After the British left India in 1947, Indian architecture dropped into an abyss. Indian architects, who were relegated to the role of being assistants to the British architects under the British Raj, took their own time to express their ingenuity. Perhaps, there was an identity crisis, a dilemma whether to bask in the glory of the past or move forward with times using new ideas, images and techniques. While in other fields like art, music and culture, the distinct Indian imprint was more enhanced in the post-Independence period; no such thing was discernible in the case of architecture.  It is no doubt that the Indian architects were unable to achieve a transformative architecture despite the existence of great potential at the time of Indian Independence.

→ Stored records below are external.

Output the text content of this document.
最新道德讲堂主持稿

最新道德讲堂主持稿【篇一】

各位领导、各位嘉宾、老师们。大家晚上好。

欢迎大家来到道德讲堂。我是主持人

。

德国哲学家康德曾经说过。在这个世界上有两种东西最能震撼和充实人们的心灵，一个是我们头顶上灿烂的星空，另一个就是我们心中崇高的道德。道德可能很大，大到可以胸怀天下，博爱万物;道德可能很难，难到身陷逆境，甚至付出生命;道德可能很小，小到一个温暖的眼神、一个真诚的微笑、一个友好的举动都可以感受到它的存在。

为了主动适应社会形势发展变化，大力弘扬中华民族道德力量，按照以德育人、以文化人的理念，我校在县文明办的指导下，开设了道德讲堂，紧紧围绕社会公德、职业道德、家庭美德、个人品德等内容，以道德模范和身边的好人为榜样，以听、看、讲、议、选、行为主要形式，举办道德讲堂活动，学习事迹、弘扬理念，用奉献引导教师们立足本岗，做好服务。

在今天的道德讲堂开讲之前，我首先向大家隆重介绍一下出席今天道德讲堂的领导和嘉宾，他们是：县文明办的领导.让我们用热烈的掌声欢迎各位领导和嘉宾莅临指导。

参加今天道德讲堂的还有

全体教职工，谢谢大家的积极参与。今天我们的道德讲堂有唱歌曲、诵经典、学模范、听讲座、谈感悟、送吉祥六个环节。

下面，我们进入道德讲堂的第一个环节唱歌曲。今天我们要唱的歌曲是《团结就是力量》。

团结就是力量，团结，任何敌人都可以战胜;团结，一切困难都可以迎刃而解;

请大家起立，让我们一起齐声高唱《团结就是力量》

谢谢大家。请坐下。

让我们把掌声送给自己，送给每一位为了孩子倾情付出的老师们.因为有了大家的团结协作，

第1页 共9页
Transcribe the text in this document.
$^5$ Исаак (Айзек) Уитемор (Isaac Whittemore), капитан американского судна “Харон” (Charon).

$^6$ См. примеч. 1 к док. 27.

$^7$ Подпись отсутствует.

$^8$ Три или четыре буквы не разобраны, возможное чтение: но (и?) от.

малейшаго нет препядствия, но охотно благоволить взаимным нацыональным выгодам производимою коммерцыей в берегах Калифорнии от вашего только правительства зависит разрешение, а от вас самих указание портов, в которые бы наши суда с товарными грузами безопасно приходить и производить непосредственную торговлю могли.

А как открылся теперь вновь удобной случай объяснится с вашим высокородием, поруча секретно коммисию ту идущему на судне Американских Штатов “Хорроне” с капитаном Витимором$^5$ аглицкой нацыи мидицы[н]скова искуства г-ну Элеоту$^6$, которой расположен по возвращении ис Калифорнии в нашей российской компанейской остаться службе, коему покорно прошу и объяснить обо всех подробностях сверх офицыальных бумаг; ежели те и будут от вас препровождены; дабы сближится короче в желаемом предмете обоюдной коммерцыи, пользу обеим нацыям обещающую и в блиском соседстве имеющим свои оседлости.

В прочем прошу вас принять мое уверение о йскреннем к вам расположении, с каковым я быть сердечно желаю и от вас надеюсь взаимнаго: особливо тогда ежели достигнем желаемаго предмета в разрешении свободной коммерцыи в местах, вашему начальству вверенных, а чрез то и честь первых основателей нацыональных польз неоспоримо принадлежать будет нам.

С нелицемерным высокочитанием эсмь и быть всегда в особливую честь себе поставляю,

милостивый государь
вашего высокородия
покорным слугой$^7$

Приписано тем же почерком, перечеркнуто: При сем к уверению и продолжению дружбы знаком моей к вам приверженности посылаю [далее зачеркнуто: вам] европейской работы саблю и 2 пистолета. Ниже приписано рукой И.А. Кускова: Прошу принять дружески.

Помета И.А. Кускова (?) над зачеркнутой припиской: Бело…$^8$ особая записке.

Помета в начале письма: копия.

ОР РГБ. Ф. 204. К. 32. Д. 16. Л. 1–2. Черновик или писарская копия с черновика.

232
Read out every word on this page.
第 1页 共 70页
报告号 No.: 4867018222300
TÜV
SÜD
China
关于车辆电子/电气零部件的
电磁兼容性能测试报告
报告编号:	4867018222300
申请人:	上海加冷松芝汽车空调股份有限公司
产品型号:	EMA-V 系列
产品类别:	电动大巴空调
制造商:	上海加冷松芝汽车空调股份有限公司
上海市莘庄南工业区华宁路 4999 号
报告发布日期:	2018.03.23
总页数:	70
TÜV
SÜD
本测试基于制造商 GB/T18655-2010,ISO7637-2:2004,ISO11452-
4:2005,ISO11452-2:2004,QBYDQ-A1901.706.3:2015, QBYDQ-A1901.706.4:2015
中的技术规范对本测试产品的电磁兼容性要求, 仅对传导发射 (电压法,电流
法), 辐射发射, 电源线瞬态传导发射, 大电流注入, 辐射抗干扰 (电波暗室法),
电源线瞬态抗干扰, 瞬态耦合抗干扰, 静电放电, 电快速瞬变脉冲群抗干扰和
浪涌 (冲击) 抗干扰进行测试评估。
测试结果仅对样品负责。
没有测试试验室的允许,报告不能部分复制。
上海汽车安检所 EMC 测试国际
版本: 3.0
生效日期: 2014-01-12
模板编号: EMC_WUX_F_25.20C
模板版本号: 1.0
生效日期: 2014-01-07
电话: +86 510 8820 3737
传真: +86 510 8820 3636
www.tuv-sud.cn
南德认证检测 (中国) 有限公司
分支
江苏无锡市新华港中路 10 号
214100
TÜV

 The post-Independence period saw the emergence of two schools of thought in architecture -- the Revivalist and the Modernist.  The Revivalists, who advocated "continuity with the past", could not break the shackles of the colonial legacy and left no significant impact on the neo-Indian architecture. The Modernists too depended heavily on the European and American models and tried to adopt them in India without taking into consideration the regional aspirations, diversities and requirements.  The contemporary Indian architecture was also beset with problems like population explosion, lack of vision among the planners, lack of support from the government and a less than satisfactory standard of architecture education.  The result was that during the initial years after the Independence, foreign architects continued to play a leading role in Indian architecture.

 Jawaharlal Nehru, the first Prime Minister, had called for an open architectural competition for the design of the Ashoka Hotel in 1956, which was won by B.E.Doctor, an architect from Bombay. Using technology to create large pillar-less spaces, Doctor created a facade that borrowed from Islamic, Hindu, British and modern architecture.

Indian architecture witnessed a revolution when the Punjab government engaged Le Corbusier to design the new city of Chandigarh. Built in three stages, Corbusier divided the city into three sections. The 'head' consisted of political, bureaucratic and judicial buildings, the administrative parts of the city. The 'body' housed the university and residential complexes in the heart of the city. The 'feet' consisted of industrial sectors and the railway station. Apart from the initial layout of the city, Corbusier also designed several buildings in Chandigarh. The High Court building has a sloping roof, supported by concrete walls which allow air to pass through them. The Assembly is a squarish structure topped with a huge industrial chimney while the Secretariat is made up of hundreds of rooms with an airy exterior.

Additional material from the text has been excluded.